Chez Axiome nous sommes convaincus que les organisations peuvent être des endroits d’épanouissement individuels et collectifs, l’un passant par l’autre et vice et versa. Pas question ici de reprendre la distinction entre bonheur et bien-être. Il ne s’agit pas de cela. Pour nous, le travail peut être épanouissant dans la mesure où il permet aux personnes et aux groupes de renforcer et de développer leur structure psychique, et par conséquent l’ensemble de toutes les capacités mentales et physiques nécessaires à l’accroissement de leur capacité d’agir.
Lorsque l’on parle de créativité, on invoque souvent l’image des grands artistes, des savants, de ceux qui ont changé le cours du monde ou de leur domaine. La créativité se verserait donc au compte-goutte dans le réservoir génomique de certains élus.
Or, il se trouve que la créativité est devenu un sujet important dans les organisations. Mentionnée dans ce contexte, elle devient une faculté disponible qu’il s’agit de développer. Comment ? par plus d’autonomie aux personnes. La créativité serait donc dépendante des structures des organisations. Moins de contrôle, plus d’autonomie serait égal à plus de créativité. Mais cette approche rate le point le plus important de la créativité : tout le monde est créatif parce que le travail est d’abord et peut-être seulement un acte créatif.
Pour expliquer cela il faut faire un détour par l’ergonomie du travail qui distingue la tâche de l’activité.
La tâche et l’activité
Une tâche c’est quelque chose qui est à faire mais qui ne dit rien de ce qui se fait. La tâche prend son sens dans la finalité du geste qui l’exécute – le résultat – , jamais dans le geste lui-même et en cela elle ne dit rien du travail réellement effectué.

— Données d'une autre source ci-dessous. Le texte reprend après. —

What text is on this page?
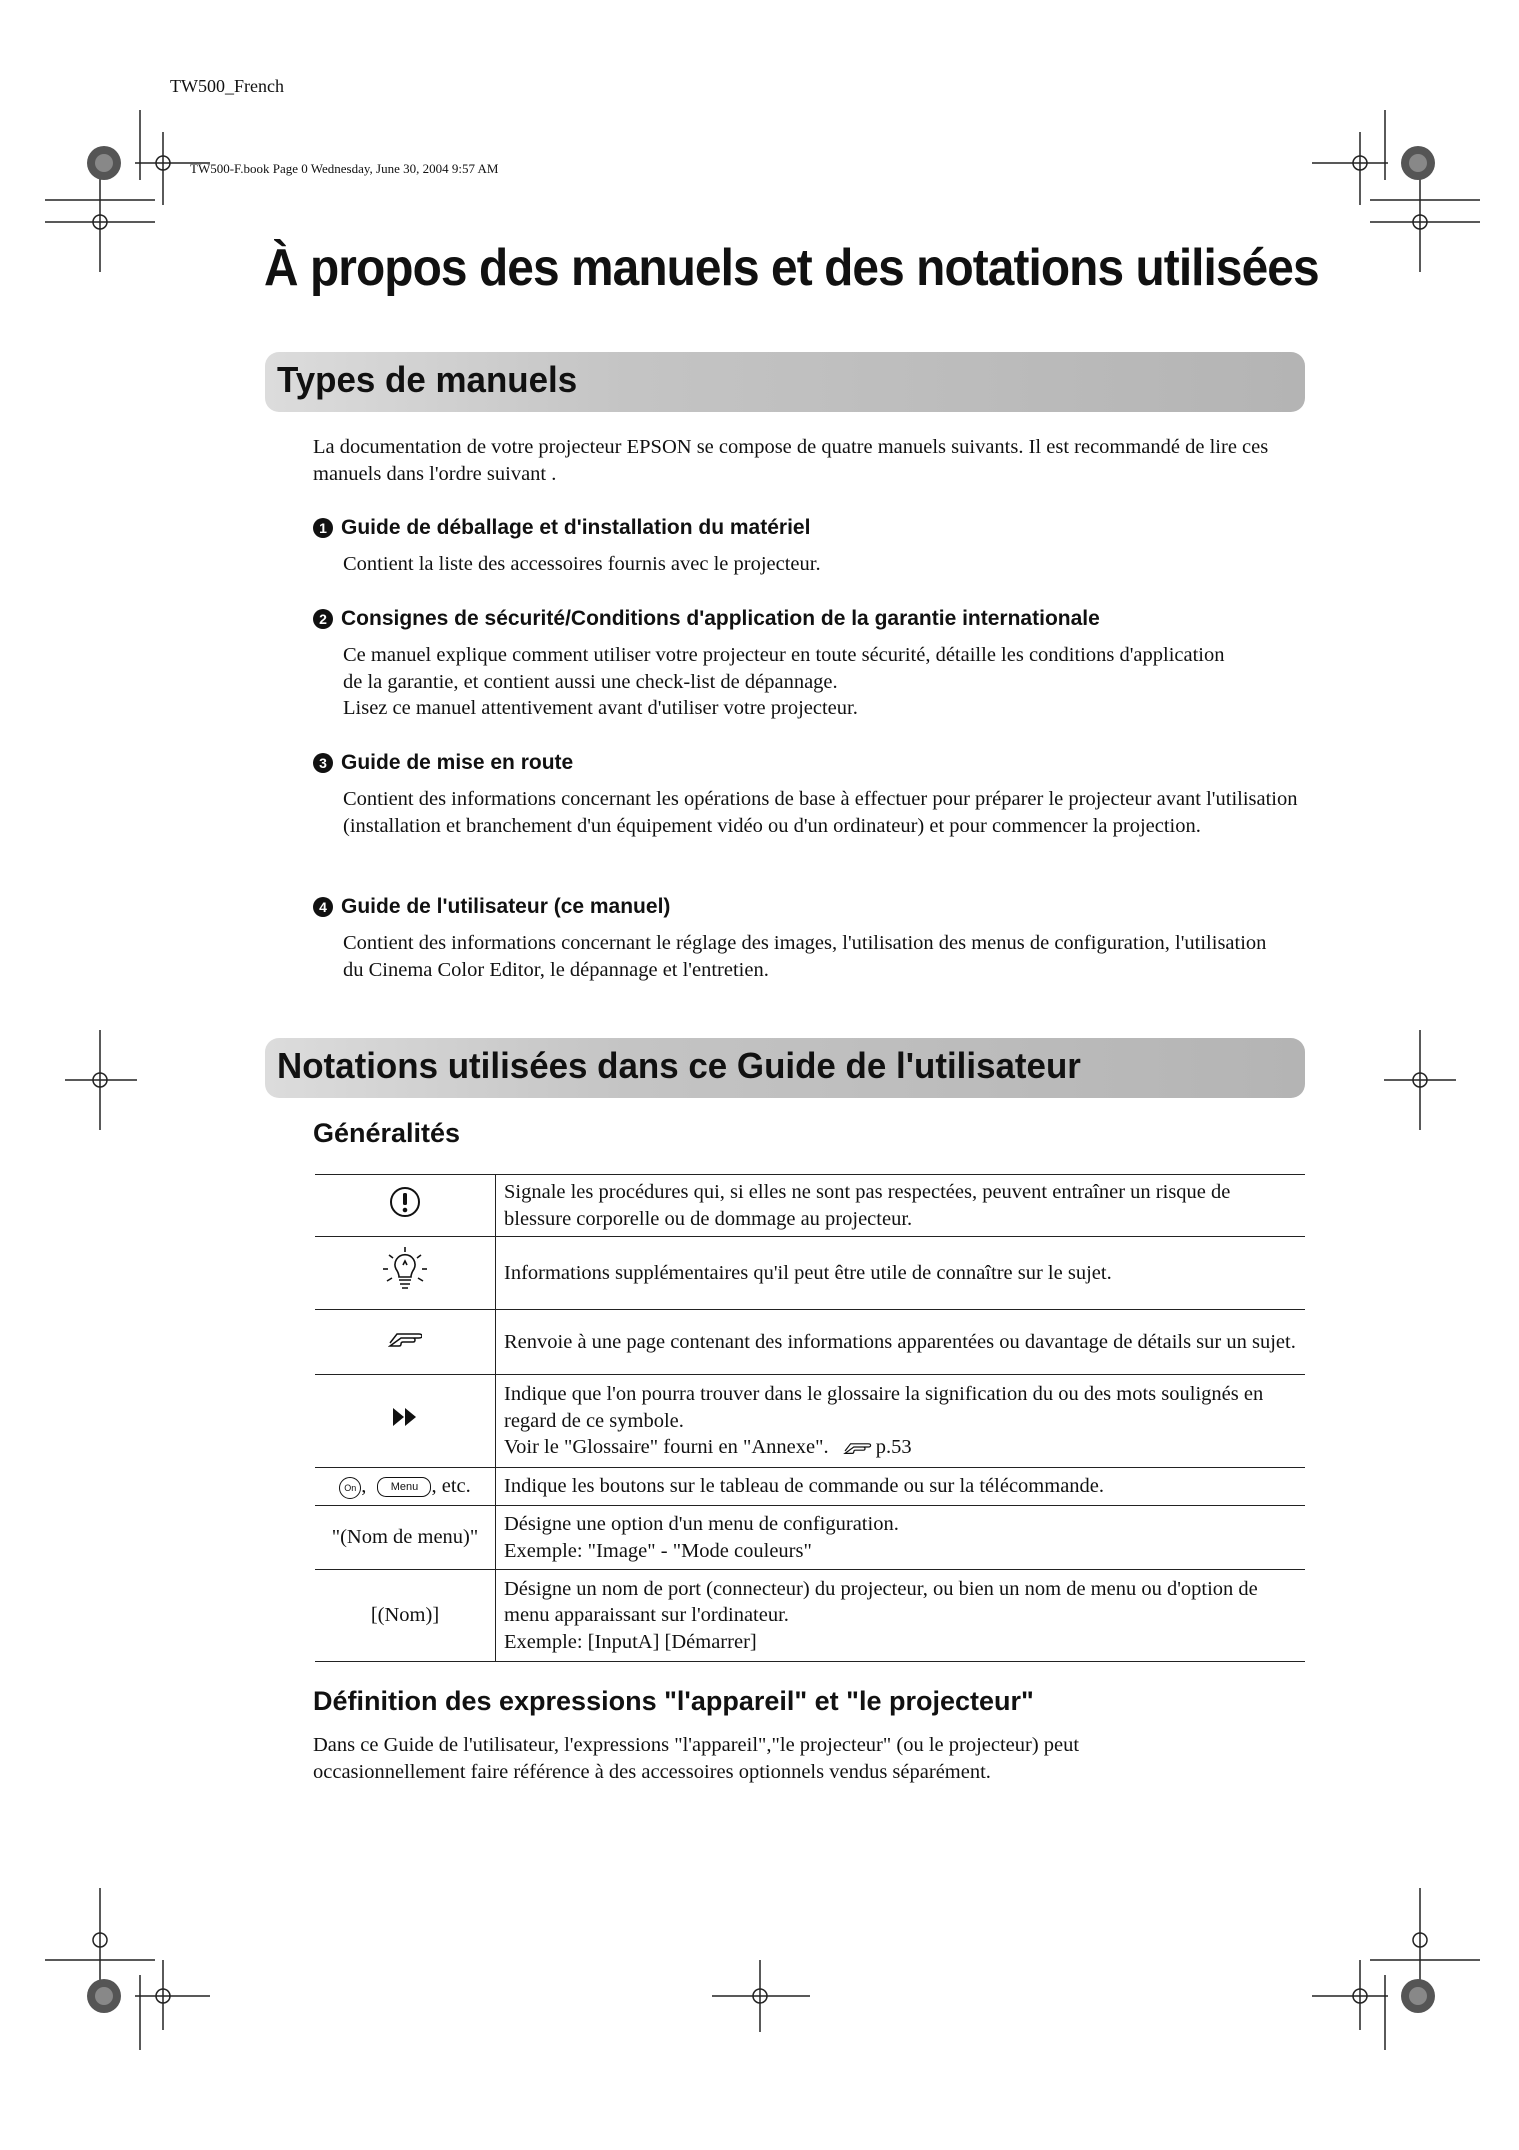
TW500_French
TW500-F.book Page 0 Wednesday, June 30, 2004 9:57 AM
À propos des manuels et des notations utilisées
Types de manuels
La documentation de votre projecteur EPSON se compose de quatre manuels suivants. Il est recommandé de lire ces manuels dans l'ordre suivant .
1 Guide de déballage et d'installation du matériel
Contient la liste des accessoires fournis avec le projecteur.
2 Consignes de sécurité/Conditions d'application de la garantie internationale
Ce manuel explique comment utiliser votre projecteur en toute sécurité, détaille les conditions d'application de la garantie, et contient aussi une check-list de dépannage.
Lisez ce manuel attentivement avant d'utiliser votre projecteur.
3 Guide de mise en route
Contient des informations concernant les opérations de base à effectuer pour préparer le projecteur avant l'utilisation (installation et branchement d'un équipement vidéo ou d'un ordinateur) et pour commencer la projection.
4 Guide de l'utilisateur (ce manuel)
Contient des informations concernant le réglage des images, l'utilisation des menus de configuration, l'utilisation du Cinema Color Editor, le dépannage et l'entretien.
Notations utilisées dans ce Guide de l'utilisateur
Généralités
	Signale les procédures qui, si elles ne sont pas respectées, peuvent entraîner un risque de blessure corporelle ou de dommage au projecteur.
	Informations supplémentaires qu'il peut être utile de connaître sur le sujet.
	Renvoie à une page contenant des informations apparentées ou davantage de détails sur un sujet.

Indique que l'on pourra trouver dans le glossaire la signification du ou des mots soulignés en regard de ce symbole.
Voir le "Glossaire" fourni en "Annexe". p.53

On , Menu , etc.	Indique les boutons sur le tableau de commande ou sur la télécommande.
"(Nom de menu)"	Désigne une option d'un menu de configuration.
Exemple: "Image" - "Mode couleurs"

[(Nom)]	Désigne un nom de port (connecteur) du projecteur, ou bien un nom de menu ou d'option de menu apparaissant sur l'ordinateur.
Exemple: [InputA] [Démarrer]
Définition des expressions "l'appareil" et "le projecteur"
Dans ce Guide de l'utilisateur, l'expressions "l'appareil","le projecteur" (ou le projecteur) peut occasionnellement faire référence à des accessoires optionnels vendus séparément.
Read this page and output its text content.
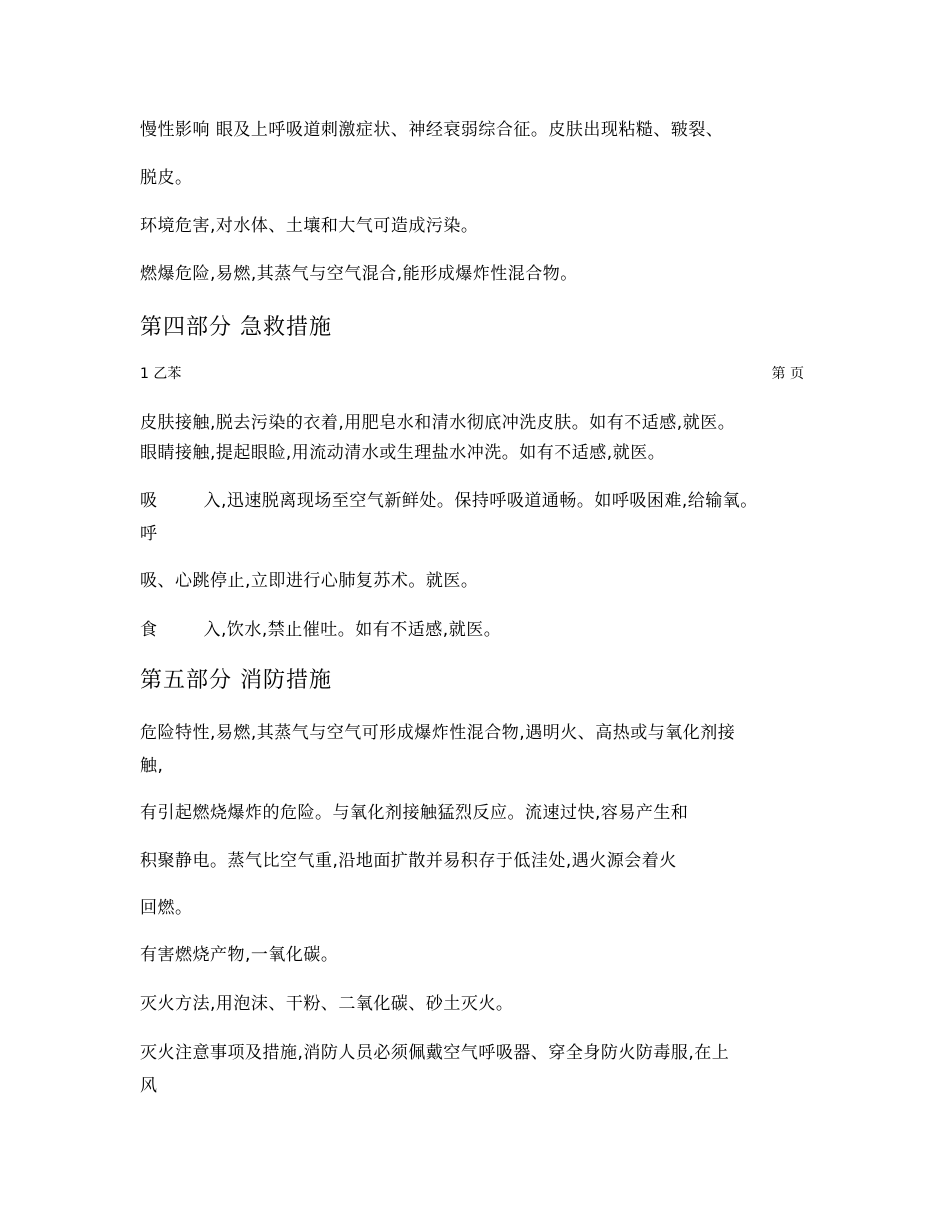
慢性影响 眼及上呼吸道刺激症状、神经衰弱综合征。皮肤出现粘糙、皲裂、
脱皮。
环境危害,对水体、土壤和大气可造成污染。
燃爆危险,易燃,其蒸气与空气混合,能形成爆炸性混合物。
第四部分 急救措施
1 乙苯	第 页
皮肤接触,脱去污染的衣着,用肥皂水和清水彻底冲洗皮肤。如有不适感,就医。
眼睛接触,提起眼睑,用流动清水或生理盐水冲洗。如有不适感,就医。
吸	入,迅速脱离现场至空气新鲜处。保持呼吸道通畅。如呼吸困难,给输氧。
呼
吸、心跳停止,立即进行心肺复苏术。就医。
食	入,饮水,禁止催吐。如有不适感,就医。
第五部分 消防措施
危险特性,易燃,其蒸气与空气可形成爆炸性混合物,遇明火、高热或与氧化剂接
触,
有引起燃烧爆炸的危险。与氧化剂接触猛烈反应。流速过快,容易产生和
积聚静电。蒸气比空气重,沿地面扩散并易积存于低洼处,遇火源会着火
回燃。
有害燃烧产物,一氧化碳。
灭火方法,用泡沫、干粉、二氧化碳、砂土灭火。
灭火注意事项及措施,消防人员必须佩戴空气呼吸器、穿全身防火防毒服,在上
风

La tâche se donne sous la forme d’une prescription qui, pour pouvoir s’articuler, repose sur deux critères :
- elle part du principe que les conditions de sa réalisation sont connues et déterminées d’où son encadrement par des procédures
- elle se fonde sur l’anticipation des résultats.
Si la tâche correspond aux objectifs à atteindre, l’activité, elle, correspond à ce qui est fait concrètement pour y parvenir. L’activité se base donc sur 2 critères opposés :
- elle part du principe que les conditions de la réalisation de la tâche ne sont pas toutes connues d’avance et
- que les résultats obtenus ne seront non pas anticipés mais réels
L’important ici est de comprendre que quel que soit la précisions des consignes et des prescriptions données par l’organisation du travail, surviennent toujours des dysfonctionnements, des incidents ou des imprévus, de telle sorte que le respect scrupuleux des prescriptions ne permettrait pas d’atteindre les objectifs.
Donc même si le travail est bien conçu, même si l’organisation du travail est rigoureuse, même si les consignes et les procédures sont claires, il est impossible d’atteindre la qualité si on respecte scrupuleusement les procédures à cause d’une multitude d’évènements inattendus qui viennent entraver la réalisation de la tâche. Pensez à toutes les pannes, à tous les incidents, les anomalies de fonctionnement, les incohérences organisationnelles, ou encore les imprévus provenant aussi bien de la matière, des outils et des machines que d’autres travailleurs, collègues, chefs, subordonnés de l’équipe, hiérarchie, clients…
De fait, les travailleurs sont conduits à faire des écarts ou des infractions aux procédures pour bien faire… En d’autres termes, si les prescriptions étaient respectées à la lettre, comme dans la grève du zèle, aucune production ne serait possible.
Pour parvenir à l’exécution de la tâche assignée, il est donc nécessaire pour le travailleur de faire preuve d’ingéniosité, d’initiatives et d’inventivité.
Ainsi, comme le dit le psychanalyste Christophe Déjours : « le travail se définit par ce que le sujet doit ajouter aux prescriptions pour pouvoir atteindre les objectifs qui lui sont assignés ; ou encore ce qu’il doit ajouter de lui-même pour faire face à ce qui ne fonctionne pas lorsqu’il s’en tient scrupuleusement à l’exécution des prescriptions. »
Travailler, c’est donc déployer son intelligence pour faire face au réel qui résiste.
Chacun d’entre nous est créatif par le seul fait que pour pouvoir exécuter une tâche : il ou elle devra puiser dans son expérience, dans ses connaissances, dans ses compétences acquises les éléments qui lui permettront d’accomplir la tâche qu’on lui a confiée ou qu’il s’est imposé et dont il ne connaît pas la solution au problème rencontré. Il s’agit donc d’une intelligence inventive, c’est-à-dire d’une intelligence créative.